GET /restricted/page

200 OK

This does not "replace" the resource /restricted/page as the bad example would do, keeping the server RESTful. It does appropriately signal to the client that the request is valid, just not right now. Note that the term resource is always used, not response. It's okay for the server to respond differently, but it's not okay to offer a different resource (content*) at the same URL. If that was the case, the client would also need to keep track of the current state of a session (like FTP) to be able to tell what's going on. Statelessness is much more about the client being stateless than the server. It doesn't preclude the server from keeping track of what the client is doing.

---

*) Note that content is not equivalent to resource. It's okay for the content of a resource to change and update.

Further note that there are valid reasons against using $_SESSION, most notably scalability across several servers. Keeping a server RESTful is not a valid reason though. If you need any sort of state, like expiring logins or a shopping basket, you need to keep track of that information somewhere. A server session is as valid a place as a cookie, and is in many cases the better choice. Whether that session is implemented using $_SESSION or a database or pen and paper is an implementation detail.

Answer 2

The very same link you posted offers a solution:

In practice this means storing authentication information in a cookie with a timestamp and a checksum.

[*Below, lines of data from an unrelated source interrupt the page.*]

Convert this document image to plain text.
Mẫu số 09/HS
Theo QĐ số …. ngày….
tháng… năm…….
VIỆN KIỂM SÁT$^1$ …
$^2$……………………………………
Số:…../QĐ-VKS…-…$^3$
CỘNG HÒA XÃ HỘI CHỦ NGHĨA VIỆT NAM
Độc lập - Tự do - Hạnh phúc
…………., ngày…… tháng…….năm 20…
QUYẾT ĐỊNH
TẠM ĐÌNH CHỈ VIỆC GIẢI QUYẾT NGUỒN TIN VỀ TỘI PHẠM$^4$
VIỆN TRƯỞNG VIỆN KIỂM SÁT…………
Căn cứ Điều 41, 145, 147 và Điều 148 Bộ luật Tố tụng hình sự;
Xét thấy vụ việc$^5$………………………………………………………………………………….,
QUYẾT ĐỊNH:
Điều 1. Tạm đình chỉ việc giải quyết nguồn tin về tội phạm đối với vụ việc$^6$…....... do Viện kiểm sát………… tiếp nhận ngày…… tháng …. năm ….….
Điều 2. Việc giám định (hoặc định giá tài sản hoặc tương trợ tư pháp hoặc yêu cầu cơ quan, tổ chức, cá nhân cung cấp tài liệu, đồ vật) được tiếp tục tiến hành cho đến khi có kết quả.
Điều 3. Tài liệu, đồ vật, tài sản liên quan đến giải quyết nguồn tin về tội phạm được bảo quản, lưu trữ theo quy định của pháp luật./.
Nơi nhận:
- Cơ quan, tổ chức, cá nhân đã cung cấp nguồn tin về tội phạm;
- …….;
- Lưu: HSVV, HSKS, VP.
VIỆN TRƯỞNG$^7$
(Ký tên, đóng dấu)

But personally I don't agree that a checksum is enough. I prefer the authentication cookie to contain a timestamp, the original login IP (to prevent cookie hijacking) and to be fully encrypted with a site key.

Answer 3

Sessions as they are normally implemented are not RESTful because they store only a small token on the client side, while the actual "state" of the client (logged in, contents of shopping cart, etc) are stored on the server. REST requires the web to follow it's original design of "statelessness" meaning that each request is just the same as any other -- the server doesn't have to keep track of anything.

If all the data is stored in a cookie -- actual data, not just a token -- that can be in keeping with REST. I tend to have the server return all the state to the client as a block of encrypted text, which is decrypted by the server on the next call to confirm the user is logged in, what is in the shopping cart, etc.